Contrary to predictions there still are no compulsory sales of properties — the kind that opportunistic buyers are interested in. So far, banks in the Czech Republic have been very considerate toward debtors not forcing them to convert their assets into cash in order to repay credits. However, the owners of real estate companies cannot further rely on this anymore.

Investors may be voicing their willingness to come back to property markets, developers on the other hand are still very cautious in their actions. In 2010, according to data gathered by King Sturge, six buildings comprising 56,000 square meters of office space had been completed — three of which are in Prague 1, two in Prague 4 and one in Prague 9. “Compared with the year before this constitutes a 66 percent drop,” said Pavel Skřivánek, head of the office real estate department at King Sturge. He added that this was not only due to weak demand but also to the unwillingness of banks to finance new construction projects.

Office fight looms

2011 brings little prospect of new office space. In most cases projects only involve the finalization of headquarters tenants ordered in advance. Real estate agents expect this situation only to change at the turn of 2011 and ’12 when office developments become available which started to be built in the second half of 2010 on a speculative basis. For example Immorent, Skanska Property, HB Reavis, Karimpol and ECM REI are involved in such construction projects.

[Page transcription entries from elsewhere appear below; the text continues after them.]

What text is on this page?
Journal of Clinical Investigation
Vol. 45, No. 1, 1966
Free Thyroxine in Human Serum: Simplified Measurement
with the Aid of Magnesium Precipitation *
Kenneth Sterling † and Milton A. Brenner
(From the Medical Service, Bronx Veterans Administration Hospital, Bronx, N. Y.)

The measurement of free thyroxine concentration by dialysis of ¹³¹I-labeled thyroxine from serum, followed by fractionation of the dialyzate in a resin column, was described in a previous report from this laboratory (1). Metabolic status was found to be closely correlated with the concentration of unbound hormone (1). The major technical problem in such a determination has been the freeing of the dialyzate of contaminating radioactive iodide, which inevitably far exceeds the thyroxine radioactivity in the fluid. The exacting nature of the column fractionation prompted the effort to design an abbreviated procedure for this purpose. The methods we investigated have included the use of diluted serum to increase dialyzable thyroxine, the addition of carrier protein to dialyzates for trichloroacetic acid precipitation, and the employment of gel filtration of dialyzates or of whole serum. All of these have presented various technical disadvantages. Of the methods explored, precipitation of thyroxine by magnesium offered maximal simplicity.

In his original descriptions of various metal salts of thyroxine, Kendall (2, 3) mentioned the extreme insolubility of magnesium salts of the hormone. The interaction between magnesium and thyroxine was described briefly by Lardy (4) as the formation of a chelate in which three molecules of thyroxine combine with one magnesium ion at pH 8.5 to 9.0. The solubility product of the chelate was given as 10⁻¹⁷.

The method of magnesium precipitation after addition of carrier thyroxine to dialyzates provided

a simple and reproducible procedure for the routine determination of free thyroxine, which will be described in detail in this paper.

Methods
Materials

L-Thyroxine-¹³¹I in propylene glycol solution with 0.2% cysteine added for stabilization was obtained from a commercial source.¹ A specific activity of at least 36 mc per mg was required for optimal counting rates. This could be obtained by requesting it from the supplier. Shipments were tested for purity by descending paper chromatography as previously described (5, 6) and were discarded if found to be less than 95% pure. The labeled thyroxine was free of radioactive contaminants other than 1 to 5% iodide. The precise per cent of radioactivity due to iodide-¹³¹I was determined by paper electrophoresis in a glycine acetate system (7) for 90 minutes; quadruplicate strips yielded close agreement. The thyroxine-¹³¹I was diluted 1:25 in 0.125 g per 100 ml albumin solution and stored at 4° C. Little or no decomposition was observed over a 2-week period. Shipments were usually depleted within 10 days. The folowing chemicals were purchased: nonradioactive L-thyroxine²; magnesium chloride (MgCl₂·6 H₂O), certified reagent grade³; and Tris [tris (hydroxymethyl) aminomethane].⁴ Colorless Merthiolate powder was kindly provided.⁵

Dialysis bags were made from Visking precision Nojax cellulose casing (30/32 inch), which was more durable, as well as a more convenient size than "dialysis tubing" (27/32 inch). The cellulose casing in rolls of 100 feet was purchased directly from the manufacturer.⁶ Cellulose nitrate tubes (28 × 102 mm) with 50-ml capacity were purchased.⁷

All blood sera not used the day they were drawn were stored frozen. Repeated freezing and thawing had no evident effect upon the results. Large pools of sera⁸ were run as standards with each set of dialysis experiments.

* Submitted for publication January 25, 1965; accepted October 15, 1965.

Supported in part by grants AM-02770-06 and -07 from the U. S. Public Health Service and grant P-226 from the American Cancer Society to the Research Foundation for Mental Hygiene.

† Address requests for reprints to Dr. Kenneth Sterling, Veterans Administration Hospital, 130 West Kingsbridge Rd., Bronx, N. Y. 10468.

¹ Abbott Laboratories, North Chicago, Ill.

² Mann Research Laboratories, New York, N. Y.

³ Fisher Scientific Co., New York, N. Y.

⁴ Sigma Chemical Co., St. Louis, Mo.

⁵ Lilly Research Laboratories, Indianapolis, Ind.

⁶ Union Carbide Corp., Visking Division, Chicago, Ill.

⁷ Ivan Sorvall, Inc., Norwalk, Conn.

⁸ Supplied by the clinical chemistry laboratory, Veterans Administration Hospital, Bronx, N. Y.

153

Real estate investors are mainly looking for Prague office buildings. In 2009 some 84 percent of the €556 million spent on Czech real estate was used to purchase office buildings. King Sturge estimates that in 2010 office spaces dominated commercial real estate transactions. Some investors have already at this moment staked their bets on the possibility that in two years not a single square meter of office space will be available as there are no new office developments under construction at the moment. “Those who buy now know full well what they’re doing,” said Serge Borenstein, a major Prague developer.